Furious Rally Insufficient, Mets Lose Padre Series

Ok, everyone. Feel free to break out your Joe Smith Piñata.


Helloooo Keeeeeds. My name eeees Yo Esmiff. Please beat me repeatedly with a stick...

The Mets came aaaaaall the way back from deficit, rallied hard to tie the bloody game in the 8th, really - the whole team felt this was the Mets' game by now - only to see Joe Smith enter the game in the 8th (why? we're still checking on that) and walked a guy on four pitches with one out, allowed a ground ball single (to be fair with David Wright protecting the line at 3rd and widening the infield gap) and then, after a mound visit, after he convinced Rick Peterson he was man enough to get the job done, allowed a single to Geoff Blum that gave the Padres the lead right back and well, BLEEEEEEEEEEW the game.

How did Smith feel about this hideous act? "It's horrible."

Yes, indeed it is.

On the other hand, a night after the Mets underwent what we all thought was a revitalisation at the plate, they were steamed by the artwork of future Hall of Famer Greg Maddux who faced only 19 batters over five innings, struck out six and retired another seven on weak ground balls.

I mean imagine that - one night the Mets face the NL starter of the All-Star game and the next night they face a Hall of Famer. No wonder they only took one out of three in this series.

But once the Padres bullpen was allowed to grind, the Mets began to chip away at the 4-0 lead the Padres had accumulated.

First it was former Met Royce Ring surrendering a lead off homer to Carlos Delgado in the 7th which just barely cleared the glove of Mike Cameron in centerfield. Then David Wright hit his game-tying three-run homer in the 8th, santa maria!


Cha-Ching! Wright's Wake Up Call in the 8th

Of course there was no slouch going on the mound for the Mets in John Maine who allowed seven hits, two of which unfortunately, were homeruns.

Is the Delgado finally out of the box? After his horrifc beginning he is still continuing to hit as if he means it this month, at a .375 clip to raise his batting average all the way up to .251. By gawd, he might hit his weight yet this season.

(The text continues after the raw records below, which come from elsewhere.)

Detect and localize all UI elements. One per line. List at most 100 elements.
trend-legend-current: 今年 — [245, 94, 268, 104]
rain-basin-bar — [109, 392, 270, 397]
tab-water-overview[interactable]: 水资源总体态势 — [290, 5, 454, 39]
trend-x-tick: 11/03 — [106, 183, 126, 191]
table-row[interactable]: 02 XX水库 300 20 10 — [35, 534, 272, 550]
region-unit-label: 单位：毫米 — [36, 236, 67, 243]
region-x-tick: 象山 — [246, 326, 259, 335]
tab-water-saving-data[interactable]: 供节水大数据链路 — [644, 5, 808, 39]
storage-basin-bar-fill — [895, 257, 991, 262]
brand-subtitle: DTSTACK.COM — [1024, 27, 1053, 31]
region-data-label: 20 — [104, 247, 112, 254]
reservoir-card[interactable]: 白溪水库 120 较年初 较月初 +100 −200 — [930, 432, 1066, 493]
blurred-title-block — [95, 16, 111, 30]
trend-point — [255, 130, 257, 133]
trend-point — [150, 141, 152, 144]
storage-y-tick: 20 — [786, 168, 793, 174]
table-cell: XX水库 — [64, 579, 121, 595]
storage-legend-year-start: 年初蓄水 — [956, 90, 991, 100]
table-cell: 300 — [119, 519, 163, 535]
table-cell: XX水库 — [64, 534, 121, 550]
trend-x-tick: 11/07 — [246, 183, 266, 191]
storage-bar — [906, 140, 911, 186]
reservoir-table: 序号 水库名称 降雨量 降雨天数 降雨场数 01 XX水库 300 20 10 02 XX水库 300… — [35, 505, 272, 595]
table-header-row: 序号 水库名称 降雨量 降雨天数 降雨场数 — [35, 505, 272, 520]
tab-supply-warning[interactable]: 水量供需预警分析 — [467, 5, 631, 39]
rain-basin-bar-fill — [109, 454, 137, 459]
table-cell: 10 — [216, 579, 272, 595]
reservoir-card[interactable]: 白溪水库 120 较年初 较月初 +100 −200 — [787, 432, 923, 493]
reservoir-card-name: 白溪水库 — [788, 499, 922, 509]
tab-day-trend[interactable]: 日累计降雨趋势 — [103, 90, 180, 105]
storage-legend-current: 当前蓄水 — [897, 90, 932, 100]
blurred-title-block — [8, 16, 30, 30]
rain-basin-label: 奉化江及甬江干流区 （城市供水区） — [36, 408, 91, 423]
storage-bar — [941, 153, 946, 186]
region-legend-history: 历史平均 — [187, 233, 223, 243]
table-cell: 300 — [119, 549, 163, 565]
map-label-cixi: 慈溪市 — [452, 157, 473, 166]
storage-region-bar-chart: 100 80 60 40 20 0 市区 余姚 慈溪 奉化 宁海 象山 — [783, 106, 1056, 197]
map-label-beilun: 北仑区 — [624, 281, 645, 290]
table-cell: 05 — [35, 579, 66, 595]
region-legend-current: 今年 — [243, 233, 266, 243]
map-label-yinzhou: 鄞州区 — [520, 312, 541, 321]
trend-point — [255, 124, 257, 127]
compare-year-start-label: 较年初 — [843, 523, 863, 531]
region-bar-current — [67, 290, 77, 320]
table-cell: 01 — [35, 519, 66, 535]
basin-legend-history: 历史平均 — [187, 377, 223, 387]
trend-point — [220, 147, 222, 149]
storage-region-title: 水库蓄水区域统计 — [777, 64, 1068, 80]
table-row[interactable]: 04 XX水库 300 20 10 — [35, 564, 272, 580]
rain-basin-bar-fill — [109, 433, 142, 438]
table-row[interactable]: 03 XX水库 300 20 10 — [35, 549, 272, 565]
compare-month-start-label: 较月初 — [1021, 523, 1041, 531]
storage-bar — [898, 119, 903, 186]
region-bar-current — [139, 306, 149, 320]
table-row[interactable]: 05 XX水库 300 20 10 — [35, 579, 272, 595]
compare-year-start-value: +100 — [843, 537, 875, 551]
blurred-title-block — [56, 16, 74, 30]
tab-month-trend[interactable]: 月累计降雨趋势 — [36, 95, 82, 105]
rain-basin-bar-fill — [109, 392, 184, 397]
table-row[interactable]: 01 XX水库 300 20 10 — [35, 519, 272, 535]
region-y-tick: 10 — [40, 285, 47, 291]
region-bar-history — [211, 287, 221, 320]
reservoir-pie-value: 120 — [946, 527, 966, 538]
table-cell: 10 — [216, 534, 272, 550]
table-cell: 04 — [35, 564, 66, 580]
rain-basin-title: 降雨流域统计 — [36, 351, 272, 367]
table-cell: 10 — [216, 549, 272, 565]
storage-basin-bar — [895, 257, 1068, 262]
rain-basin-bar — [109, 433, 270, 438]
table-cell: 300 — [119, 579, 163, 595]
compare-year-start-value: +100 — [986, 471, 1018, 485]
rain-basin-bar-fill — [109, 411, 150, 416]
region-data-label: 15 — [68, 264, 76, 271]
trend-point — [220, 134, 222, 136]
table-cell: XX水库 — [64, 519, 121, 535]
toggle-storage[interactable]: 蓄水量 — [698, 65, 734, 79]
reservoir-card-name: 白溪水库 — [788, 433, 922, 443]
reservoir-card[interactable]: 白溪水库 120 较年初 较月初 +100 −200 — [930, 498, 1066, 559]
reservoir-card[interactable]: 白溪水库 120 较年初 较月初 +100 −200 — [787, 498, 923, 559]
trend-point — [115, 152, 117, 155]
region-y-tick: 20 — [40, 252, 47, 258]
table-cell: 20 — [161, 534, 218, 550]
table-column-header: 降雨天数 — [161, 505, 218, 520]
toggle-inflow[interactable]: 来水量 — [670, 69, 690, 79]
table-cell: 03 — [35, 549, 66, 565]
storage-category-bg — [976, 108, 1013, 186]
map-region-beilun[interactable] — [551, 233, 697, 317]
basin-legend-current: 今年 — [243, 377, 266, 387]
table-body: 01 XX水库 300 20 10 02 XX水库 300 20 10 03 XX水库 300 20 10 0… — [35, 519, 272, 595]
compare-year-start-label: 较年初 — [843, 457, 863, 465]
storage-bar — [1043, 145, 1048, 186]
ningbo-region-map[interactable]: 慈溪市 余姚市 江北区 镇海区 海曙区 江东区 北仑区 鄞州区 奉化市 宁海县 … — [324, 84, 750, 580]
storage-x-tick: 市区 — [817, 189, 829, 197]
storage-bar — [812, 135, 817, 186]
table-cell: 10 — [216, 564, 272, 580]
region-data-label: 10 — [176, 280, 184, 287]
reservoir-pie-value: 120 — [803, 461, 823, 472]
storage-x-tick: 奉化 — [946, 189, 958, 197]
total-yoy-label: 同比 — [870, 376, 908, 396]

Unfortunately, his fielding got in the way of the fun last night - it might have been slowness of foot which saw that ground ball hit to his left in the first inning carry on for a double which was in essence, the key stroke of an early two-run Padre lead.

Although the loss feels demoralising when after the comeback the victory felt in hand, even in losing the Mets are not looking too bad.

With the hated Dodgers looming - are they really "hated" or does the embarassment of that last road trip sweep still sting? - the Mets return to the scene of the earlier crime for some vengeance at Chavez Ravine.